Northampton moves phone system
Published 12:00 am Tuesday, November 7, 2006
JACKSON – Northampton County Commissioners took necessary steps to ensure more safety for their citizens Monday morning.
The board, meeting in regular session, voted unanimously to spend slightly more than $37,500 to move the telephone system in the county to the 911 Communications Building.
Finance Officer Dot Vick came to the board to request the move based on numerous problems with the system currently located at the Department of Social Services building.
The telephone system currently used in Northampton County was installed in 2003-2004 at the DSS building and at the remote campus in the Data Process Building.
Since that time, the system has experienced several lightning strikes, rendering it useless until repairs could be made.
“This has resulted in the county telephone system being out of use for many hours and numerous telephone sets being replaced,” Vick wrote in her memo to the board.
Vick said county staff had worked diligently to eliminate the problem, but had done so without much success.
“It takes a lot for me to panic, but when the telephone system goes down, I panic,” Vick said. “When you have a situation where citizens cannot reach the Sheriff’s Department or protective services, that’s not a good situation.”
Vick said the county had replaced approximately 46 telephones and had been reimbursed almost $10,000 for damages because of the lightning strikes.
She said there was nowhere the funds could come from except contingency, but said she felt it would still leave the board in sound financial condition for that fund.
Her request to the board was supported by Building and Grounds Supervisor Anthony Wheeler, E-911 Coordinator Ronnie Storey Jr. and County Manager Wayne Jenkins.

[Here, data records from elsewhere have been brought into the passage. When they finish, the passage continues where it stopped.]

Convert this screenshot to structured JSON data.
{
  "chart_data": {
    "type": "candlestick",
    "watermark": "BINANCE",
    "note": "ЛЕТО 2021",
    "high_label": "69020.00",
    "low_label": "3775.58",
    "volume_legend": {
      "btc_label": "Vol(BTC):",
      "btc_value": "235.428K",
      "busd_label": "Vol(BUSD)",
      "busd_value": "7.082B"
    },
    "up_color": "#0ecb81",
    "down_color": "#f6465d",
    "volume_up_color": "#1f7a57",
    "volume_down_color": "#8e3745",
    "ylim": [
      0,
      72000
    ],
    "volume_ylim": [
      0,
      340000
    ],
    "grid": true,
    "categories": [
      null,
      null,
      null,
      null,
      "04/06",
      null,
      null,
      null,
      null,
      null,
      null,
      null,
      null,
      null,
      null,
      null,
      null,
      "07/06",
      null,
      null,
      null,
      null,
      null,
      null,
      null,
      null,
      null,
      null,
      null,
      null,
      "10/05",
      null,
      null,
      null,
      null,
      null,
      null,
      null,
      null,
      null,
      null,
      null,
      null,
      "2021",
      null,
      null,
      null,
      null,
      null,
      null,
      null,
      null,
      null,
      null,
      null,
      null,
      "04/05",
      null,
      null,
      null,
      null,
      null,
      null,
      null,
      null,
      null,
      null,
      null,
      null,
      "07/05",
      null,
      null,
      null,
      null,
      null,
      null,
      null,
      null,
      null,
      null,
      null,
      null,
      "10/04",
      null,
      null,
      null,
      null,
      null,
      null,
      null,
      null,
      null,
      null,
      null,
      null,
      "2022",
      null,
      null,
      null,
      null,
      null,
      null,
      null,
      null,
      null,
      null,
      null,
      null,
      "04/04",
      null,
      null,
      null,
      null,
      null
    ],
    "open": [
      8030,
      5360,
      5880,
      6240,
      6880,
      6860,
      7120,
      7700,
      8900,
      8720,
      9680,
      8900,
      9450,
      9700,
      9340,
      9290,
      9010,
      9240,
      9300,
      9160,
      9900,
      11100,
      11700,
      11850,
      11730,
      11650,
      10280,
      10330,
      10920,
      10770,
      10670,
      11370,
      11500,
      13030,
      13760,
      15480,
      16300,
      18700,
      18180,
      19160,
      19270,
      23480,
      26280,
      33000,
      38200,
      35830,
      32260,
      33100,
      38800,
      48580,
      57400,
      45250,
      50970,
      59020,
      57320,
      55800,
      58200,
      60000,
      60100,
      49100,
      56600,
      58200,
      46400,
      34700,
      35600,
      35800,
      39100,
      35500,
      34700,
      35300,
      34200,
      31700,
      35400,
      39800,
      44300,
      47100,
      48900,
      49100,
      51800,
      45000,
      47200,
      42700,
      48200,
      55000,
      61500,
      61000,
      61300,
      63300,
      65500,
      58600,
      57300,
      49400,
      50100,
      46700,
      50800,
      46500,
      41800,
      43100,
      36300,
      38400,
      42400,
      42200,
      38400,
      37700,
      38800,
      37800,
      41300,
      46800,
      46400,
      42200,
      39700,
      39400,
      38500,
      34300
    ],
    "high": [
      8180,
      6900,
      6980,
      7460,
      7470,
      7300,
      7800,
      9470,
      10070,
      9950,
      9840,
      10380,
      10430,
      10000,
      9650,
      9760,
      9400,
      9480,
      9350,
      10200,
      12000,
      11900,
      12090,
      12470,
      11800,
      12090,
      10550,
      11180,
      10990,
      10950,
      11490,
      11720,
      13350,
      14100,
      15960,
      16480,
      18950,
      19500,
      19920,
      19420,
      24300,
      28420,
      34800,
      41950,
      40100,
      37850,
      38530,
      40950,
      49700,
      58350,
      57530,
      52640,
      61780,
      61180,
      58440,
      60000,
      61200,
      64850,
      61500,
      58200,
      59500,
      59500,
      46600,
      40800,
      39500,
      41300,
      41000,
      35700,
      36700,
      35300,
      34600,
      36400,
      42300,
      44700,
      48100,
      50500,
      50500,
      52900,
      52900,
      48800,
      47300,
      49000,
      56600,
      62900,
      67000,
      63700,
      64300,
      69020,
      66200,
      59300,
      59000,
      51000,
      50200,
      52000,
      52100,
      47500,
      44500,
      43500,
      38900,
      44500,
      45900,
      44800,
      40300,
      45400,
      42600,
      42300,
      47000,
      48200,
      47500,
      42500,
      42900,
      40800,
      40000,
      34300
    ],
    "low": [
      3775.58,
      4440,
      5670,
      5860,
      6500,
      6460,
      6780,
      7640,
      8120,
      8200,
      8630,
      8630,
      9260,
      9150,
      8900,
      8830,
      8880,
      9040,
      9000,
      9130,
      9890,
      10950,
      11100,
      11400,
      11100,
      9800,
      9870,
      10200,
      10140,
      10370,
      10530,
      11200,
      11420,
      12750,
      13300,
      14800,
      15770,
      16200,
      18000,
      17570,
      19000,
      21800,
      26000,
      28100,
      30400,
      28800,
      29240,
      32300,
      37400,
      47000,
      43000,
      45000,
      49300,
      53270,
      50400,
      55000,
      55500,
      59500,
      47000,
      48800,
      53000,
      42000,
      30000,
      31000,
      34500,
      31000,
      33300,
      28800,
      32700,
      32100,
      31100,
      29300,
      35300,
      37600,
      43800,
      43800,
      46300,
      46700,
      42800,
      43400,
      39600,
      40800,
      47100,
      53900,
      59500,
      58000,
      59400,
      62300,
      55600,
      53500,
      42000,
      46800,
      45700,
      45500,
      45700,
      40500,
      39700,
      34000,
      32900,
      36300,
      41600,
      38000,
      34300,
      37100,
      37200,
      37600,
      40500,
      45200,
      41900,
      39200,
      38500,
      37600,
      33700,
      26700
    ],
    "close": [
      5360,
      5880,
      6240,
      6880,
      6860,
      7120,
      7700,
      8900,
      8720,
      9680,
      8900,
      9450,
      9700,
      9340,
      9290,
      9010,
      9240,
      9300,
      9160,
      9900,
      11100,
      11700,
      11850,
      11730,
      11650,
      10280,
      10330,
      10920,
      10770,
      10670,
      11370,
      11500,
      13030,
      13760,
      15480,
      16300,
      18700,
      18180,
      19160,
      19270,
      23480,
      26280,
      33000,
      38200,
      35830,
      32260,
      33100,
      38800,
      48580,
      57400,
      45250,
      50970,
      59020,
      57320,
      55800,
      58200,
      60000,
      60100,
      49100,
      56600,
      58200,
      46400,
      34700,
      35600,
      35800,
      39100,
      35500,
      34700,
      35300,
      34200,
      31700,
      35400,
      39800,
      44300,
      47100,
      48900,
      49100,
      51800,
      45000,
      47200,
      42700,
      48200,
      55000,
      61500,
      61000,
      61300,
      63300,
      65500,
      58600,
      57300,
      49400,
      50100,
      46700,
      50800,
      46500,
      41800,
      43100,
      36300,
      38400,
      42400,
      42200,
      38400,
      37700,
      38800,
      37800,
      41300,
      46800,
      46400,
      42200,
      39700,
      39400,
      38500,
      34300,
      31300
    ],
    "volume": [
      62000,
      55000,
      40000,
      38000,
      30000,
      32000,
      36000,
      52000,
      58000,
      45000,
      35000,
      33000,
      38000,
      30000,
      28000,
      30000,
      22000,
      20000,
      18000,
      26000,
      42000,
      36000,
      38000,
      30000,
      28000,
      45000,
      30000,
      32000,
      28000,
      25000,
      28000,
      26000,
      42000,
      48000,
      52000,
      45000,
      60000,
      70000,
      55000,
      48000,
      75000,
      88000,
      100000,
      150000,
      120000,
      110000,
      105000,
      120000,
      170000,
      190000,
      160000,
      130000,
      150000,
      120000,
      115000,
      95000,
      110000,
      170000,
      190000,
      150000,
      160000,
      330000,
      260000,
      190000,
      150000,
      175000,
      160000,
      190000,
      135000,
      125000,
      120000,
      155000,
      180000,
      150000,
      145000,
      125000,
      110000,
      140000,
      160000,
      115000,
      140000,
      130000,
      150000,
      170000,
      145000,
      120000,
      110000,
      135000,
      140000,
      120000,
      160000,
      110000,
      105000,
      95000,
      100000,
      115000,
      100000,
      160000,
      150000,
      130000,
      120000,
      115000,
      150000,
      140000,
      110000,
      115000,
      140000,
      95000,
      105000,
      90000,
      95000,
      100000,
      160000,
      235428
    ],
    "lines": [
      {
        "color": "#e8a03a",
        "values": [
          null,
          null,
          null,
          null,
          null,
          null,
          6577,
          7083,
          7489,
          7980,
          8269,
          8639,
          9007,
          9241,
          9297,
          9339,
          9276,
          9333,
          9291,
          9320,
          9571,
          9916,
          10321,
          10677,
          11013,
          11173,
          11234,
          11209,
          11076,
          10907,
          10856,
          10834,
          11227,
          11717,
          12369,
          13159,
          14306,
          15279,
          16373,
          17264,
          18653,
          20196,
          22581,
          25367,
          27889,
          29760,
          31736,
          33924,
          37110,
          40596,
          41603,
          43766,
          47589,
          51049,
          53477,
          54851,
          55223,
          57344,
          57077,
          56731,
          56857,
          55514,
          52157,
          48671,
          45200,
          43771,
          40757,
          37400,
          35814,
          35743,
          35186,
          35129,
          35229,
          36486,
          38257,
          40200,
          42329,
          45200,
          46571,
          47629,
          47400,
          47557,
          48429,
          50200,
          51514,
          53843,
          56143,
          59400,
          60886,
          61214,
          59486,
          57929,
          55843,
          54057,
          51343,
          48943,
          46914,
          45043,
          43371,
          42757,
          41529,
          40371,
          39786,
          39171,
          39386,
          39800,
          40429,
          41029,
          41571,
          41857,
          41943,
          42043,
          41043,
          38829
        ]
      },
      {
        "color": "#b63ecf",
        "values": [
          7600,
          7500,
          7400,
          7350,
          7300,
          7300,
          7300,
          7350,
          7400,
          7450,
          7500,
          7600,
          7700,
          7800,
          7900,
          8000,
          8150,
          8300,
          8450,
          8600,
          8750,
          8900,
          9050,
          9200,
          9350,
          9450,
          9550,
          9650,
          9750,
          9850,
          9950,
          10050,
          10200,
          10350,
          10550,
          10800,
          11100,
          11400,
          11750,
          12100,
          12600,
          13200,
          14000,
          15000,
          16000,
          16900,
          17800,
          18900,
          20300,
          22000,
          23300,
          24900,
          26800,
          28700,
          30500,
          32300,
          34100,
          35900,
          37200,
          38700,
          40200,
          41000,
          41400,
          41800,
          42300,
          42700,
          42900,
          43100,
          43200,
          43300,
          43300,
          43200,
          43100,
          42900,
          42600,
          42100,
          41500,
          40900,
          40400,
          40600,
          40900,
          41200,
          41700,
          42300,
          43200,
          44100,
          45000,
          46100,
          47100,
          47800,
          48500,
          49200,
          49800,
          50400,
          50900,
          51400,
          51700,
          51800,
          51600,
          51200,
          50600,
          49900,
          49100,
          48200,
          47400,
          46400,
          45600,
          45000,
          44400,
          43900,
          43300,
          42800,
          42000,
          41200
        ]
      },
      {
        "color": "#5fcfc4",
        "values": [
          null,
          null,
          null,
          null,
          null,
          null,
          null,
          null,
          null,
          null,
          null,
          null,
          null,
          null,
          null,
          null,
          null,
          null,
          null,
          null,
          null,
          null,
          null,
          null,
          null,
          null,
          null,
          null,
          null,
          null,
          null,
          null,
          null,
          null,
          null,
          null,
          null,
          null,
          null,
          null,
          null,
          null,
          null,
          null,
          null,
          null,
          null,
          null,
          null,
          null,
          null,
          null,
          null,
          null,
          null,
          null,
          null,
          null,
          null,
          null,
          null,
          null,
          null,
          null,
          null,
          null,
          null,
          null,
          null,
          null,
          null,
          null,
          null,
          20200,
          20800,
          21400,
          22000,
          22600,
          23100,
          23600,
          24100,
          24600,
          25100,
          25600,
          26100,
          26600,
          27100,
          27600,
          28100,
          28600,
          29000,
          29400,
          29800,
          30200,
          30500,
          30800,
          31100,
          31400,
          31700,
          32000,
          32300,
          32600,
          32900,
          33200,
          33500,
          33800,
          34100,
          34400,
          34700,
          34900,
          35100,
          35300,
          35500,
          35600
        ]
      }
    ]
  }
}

Jenkins explained moving the telephones could stop the lightning strikes, which would be beneficial.
Commissioner Robert V. Carter (D-4th) asked if Homeland Security funding could be sought for the move, but Jenkins said they could not.
The manager added, however, that once the telephone system was in a stable location, funds could be sought from Homeland Security to provide security measures with which the telephones are already equipped.
Commissioner James C. Boone (D-3rd) said he thought the idea was a good one and made the motion to proceed with relocation of the system. Commissioner Fannie P. Greene (D-5th) offered the second. It passed on a 4-0 with Commission Chairwoman Virginia D. Spruill (D-2nd) and Carter joining those who made the motion in voting for the proposal. Commissioner James Hester (D-1st) was not present.